HIV co-infection is associated with reduced Mycobacterium tuberculosis transmissibility in sub-Saharan Africa

Abstract

Persons living with HIV are known to be at increased risk of developing tuberculosis (TB) disease upon infection with Mycobacterium tuberculosis (Mtb). However, it has remained unclear how HIV co-infection affects subsequent Mtb transmission from these patients. Here, we customized a Bayesian phylodynamic framework to estimate the effects of HIV co-infection on the Mtb transmission dynamics from sequence data. We applied our model to four Mtb genomic datasets collected in sub-Saharan African countries with a generalized HIV epidemic. Our results confirm that HIV co-infection is a strong risk factor for developing active TB. Additionally, we demonstrate that HIV co-infection is associated with a reduced effective reproductive number for TB. Stratifying the population by CD4+ T-cell count yielded similar results, suggesting that, in this context, CD4+ T-cell count is not a better predictor of Mtb transmissibility than HIV infection status alone. Together, our genome-based analyses complement observational household contact studies, and more firmly establish the negative association between HIV co-infection and Mtb transmissibility.

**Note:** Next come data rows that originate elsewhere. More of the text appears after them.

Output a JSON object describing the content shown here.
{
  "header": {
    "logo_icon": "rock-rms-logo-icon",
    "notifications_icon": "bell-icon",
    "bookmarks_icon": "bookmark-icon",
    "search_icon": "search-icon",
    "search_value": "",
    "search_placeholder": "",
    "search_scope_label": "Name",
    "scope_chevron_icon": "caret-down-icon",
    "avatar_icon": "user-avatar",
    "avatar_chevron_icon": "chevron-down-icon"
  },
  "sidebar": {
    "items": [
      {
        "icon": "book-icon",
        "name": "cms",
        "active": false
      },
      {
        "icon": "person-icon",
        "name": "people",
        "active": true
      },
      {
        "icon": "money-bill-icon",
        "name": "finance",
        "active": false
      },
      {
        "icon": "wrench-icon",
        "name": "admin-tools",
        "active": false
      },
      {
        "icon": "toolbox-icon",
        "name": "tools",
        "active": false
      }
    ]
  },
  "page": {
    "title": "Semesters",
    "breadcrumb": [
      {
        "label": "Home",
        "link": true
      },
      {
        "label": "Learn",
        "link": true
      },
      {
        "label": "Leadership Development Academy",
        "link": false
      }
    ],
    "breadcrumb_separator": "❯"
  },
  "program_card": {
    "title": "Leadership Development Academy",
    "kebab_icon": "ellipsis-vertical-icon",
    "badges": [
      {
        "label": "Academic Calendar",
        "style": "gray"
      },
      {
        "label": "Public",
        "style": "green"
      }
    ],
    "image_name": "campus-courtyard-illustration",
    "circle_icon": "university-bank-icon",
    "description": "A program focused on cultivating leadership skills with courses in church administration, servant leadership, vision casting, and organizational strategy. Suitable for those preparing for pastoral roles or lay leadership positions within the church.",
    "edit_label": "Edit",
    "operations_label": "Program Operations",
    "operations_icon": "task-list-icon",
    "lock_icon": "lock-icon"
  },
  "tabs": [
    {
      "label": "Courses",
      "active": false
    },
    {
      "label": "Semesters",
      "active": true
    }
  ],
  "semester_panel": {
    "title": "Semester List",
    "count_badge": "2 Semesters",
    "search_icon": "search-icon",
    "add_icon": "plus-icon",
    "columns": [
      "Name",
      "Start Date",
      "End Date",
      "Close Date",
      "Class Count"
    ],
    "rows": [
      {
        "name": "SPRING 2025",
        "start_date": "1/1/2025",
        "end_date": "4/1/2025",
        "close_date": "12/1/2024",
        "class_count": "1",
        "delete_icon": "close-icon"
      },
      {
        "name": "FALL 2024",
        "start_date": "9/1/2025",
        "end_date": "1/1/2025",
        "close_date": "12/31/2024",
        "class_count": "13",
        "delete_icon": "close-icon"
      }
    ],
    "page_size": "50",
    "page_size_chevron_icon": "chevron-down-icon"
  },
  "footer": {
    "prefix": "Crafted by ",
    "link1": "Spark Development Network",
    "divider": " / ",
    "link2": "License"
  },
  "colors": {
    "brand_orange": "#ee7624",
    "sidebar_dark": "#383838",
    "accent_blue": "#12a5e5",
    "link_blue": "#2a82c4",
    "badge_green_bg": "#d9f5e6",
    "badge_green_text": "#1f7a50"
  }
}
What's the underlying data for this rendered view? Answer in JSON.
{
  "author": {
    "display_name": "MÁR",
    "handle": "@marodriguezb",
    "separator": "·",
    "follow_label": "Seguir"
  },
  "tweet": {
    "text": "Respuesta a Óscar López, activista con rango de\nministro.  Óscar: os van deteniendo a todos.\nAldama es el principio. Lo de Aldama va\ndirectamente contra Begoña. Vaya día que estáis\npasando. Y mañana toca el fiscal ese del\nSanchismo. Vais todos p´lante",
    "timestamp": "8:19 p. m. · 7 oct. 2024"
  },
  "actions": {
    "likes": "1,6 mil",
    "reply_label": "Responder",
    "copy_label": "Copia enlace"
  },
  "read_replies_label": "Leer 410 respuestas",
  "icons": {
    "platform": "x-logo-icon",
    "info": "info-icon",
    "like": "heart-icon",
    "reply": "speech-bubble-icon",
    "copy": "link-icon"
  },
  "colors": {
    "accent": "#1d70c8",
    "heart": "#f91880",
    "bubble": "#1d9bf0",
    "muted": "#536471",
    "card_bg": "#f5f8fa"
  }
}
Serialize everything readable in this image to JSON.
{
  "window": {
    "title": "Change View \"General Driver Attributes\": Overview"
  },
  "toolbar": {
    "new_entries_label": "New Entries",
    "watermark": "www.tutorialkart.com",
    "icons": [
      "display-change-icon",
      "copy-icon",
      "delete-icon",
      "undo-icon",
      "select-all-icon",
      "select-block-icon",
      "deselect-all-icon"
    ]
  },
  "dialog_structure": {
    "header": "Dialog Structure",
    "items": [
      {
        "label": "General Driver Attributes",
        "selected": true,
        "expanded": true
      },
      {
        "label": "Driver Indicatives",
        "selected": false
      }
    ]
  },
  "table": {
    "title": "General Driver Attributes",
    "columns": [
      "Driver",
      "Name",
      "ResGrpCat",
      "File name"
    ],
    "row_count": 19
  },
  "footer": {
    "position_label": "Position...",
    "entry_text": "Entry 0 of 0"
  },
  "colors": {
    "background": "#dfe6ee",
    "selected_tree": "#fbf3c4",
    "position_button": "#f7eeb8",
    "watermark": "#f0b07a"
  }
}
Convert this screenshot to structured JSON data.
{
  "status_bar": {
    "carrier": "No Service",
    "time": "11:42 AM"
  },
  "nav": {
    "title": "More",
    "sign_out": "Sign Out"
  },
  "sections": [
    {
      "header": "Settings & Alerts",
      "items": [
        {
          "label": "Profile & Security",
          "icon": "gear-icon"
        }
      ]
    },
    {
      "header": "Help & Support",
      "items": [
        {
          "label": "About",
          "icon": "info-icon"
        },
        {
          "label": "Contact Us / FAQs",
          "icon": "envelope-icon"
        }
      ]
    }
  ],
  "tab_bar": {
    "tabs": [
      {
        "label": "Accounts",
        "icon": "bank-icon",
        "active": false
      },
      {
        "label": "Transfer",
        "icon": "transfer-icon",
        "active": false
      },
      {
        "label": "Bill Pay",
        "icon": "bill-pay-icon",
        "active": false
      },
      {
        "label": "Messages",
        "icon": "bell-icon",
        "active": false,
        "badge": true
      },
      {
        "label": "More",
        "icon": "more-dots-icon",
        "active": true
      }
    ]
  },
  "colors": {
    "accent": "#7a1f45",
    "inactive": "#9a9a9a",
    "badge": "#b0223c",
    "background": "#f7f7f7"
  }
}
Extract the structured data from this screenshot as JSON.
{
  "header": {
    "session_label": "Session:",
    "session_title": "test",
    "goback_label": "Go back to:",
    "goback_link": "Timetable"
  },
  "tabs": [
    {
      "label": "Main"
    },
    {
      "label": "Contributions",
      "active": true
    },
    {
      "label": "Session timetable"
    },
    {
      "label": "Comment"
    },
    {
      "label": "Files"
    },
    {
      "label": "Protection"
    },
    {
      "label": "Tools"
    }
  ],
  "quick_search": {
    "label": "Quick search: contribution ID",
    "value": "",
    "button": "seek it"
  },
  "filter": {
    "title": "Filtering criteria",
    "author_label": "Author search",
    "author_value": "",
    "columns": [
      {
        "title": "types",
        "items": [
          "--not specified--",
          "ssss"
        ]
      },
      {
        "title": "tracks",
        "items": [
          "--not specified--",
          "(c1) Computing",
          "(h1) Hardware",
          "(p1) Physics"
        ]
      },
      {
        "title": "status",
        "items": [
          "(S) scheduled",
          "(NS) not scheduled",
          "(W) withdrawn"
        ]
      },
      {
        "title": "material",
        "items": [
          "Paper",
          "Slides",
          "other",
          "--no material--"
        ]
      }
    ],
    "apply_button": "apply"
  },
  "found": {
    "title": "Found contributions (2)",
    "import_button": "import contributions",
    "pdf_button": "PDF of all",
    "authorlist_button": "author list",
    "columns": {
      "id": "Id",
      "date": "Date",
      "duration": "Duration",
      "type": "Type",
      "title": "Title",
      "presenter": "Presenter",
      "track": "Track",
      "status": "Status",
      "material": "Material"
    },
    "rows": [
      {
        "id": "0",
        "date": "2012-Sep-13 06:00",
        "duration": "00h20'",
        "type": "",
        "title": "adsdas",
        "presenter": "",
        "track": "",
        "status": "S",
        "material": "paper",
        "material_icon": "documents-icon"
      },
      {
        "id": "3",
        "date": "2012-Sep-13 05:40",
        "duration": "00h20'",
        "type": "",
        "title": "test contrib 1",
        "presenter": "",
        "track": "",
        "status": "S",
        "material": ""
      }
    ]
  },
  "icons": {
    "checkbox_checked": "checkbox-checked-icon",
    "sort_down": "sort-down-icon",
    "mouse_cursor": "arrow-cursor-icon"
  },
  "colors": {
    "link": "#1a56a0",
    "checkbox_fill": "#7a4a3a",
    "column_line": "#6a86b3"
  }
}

Fig 1. Posterior maximum clade credibility trees of Mtb isolates from Tanzania.

Posterior maximum clade credibility trees per lineage, summarizing the posterior tree distribution resulting from the phylodynamic analyses on the Mtb sequences from Tanzania, with tips labeled by HIV infection status. Trees of isolates from the other locations are shown in S4–S6 Figs.

Fig 2. Phylodynamic estimates of the effects of HIV co-infection on Mtb transmission.

Prior (grey) and posterior (coloured) distributions per sampling location of the estimates for a) the relative risk of developing active TB upon exposure (HIV-positive relative to HIV-negative individuals), b) the relative R_e for TB. For all posterior distributions, the 95% HPD intervals do not contain 1.

Fig 3. CD4+ T-cell count as predictor of Mtb transmissibility and TB disease progression.

Prior (grey) and posterior (coloured) distributions per sampling location of the estimates for a) the relative risk of developing active TB upon exposure (individuals with low CD4+ T-cell count relative to individuals with high CD4+ T-cell count), b) the relative R_e for TB. A threshold of 350 CD4+ T-cells/μl was used to classify patients. For all posterior distributions, the 95% HPD intervals do not contain 1.